Per Oreste il passato è muto, esiste solo il presente, l’unica dimensione temporale possibile per un uomo la cui spietatezza lo conduce inevitabilmente alla solitudine, alla disperazione, all’isolamento. È una bestia senza nome, senza storia. Perciò, cosa cerca Felice in lui? Cosa cerca in quegli anni andati, che di fatto rappresentano una minaccia sventata in tempo, un prologo da cui è riuscito a mettersi in salvo? In Egitto è ricco, ha una moglie bellissima e devota, un attico che si affaccia sui grattacieli. Eppure, i giorni si accumulano e lui non se ne va, non lascia Napoli, si espone alla minaccia sempre più concreta della propria morte.
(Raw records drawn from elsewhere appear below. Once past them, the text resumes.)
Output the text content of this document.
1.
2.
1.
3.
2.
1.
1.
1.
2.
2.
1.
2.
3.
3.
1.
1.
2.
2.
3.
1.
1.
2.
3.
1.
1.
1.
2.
Come se il regista volesse suggerire che la nostalgia induce e conduce alla distruzione. Se non maneggiata con cura, se non trattata con prudenza, si sostituisce all’oggi e lo divora. I portoghesi hanno parlato di nostalgia del nostalgico imprimendogli il termine, ormai popolare, di saudade. Desideravano definire un concetto altrimenti indefinibile. Non è chiaro il motivo per cui l’impulso alla felicità contiene in sé anche un impulso di morte, come nel caso di Felice, e perché le due cose spesso arrivano a coincidere.

La nostalgia non è altro che questo.

Mario Martone, sublimandosi nel protagonista, probabilmente segue la stessa sorte. Le peregrinazioni di Piefrancesco Favino nel rione Sanità potrebbero essere sovrapposte alle sue, che dopo “Capri Revolution“, “Il giovane favoloso“, “Noi credevamo“, si trova a riflettere sul suo rapporto con Napoli, a sondarlo, come se rispondesse a una definitiva resa dei conti, a un inevitabile ripiegamento su di sé. Torna al principio.

Del resto è passato solo qualche mese da quando “È stata la mano di Dio“ usciva al cinema e su Netflix. Anche Paolo Sorrentino ha risposto alla stessa eco. La sua Napoli è giocosa, esaltata, carica di macchiettistica ironia. Abbondano gli scorci sul mare, i paesaggi incantevoli del golfo, piazza del Plebiscito, la Galleria Umberto I, Capri si staglia in lontananza. La Napoli di Martone, invece, è popolare, tetra, pericolosa: ogni figura che emerge dallo sfondo è un potenziale omicida, tutte le volte che Felice torna al suo appartamento sano e salvo si tira un sospiro di sollievo. I ragazzi della chiesa di don Luigi sono obesi, tatuati, le femmine portano la coda di cavallo e hanno i jeans attillati.

Un breve giro di Felice alle Catacombe, la città dei morti, la città sotto la città, esprime il significato sotteso, ricorrente del film e del messaggio di Martone: ritrovare Napoli, l‘infanzia, l‘origine non equivale, come per Sorrentino, a una pace da sempre agognata con il proprio passato. Vuol dire scomparire, accettare di negarsi e cristallizzarsi in un mondo che non esiste, il mondo del “non più”.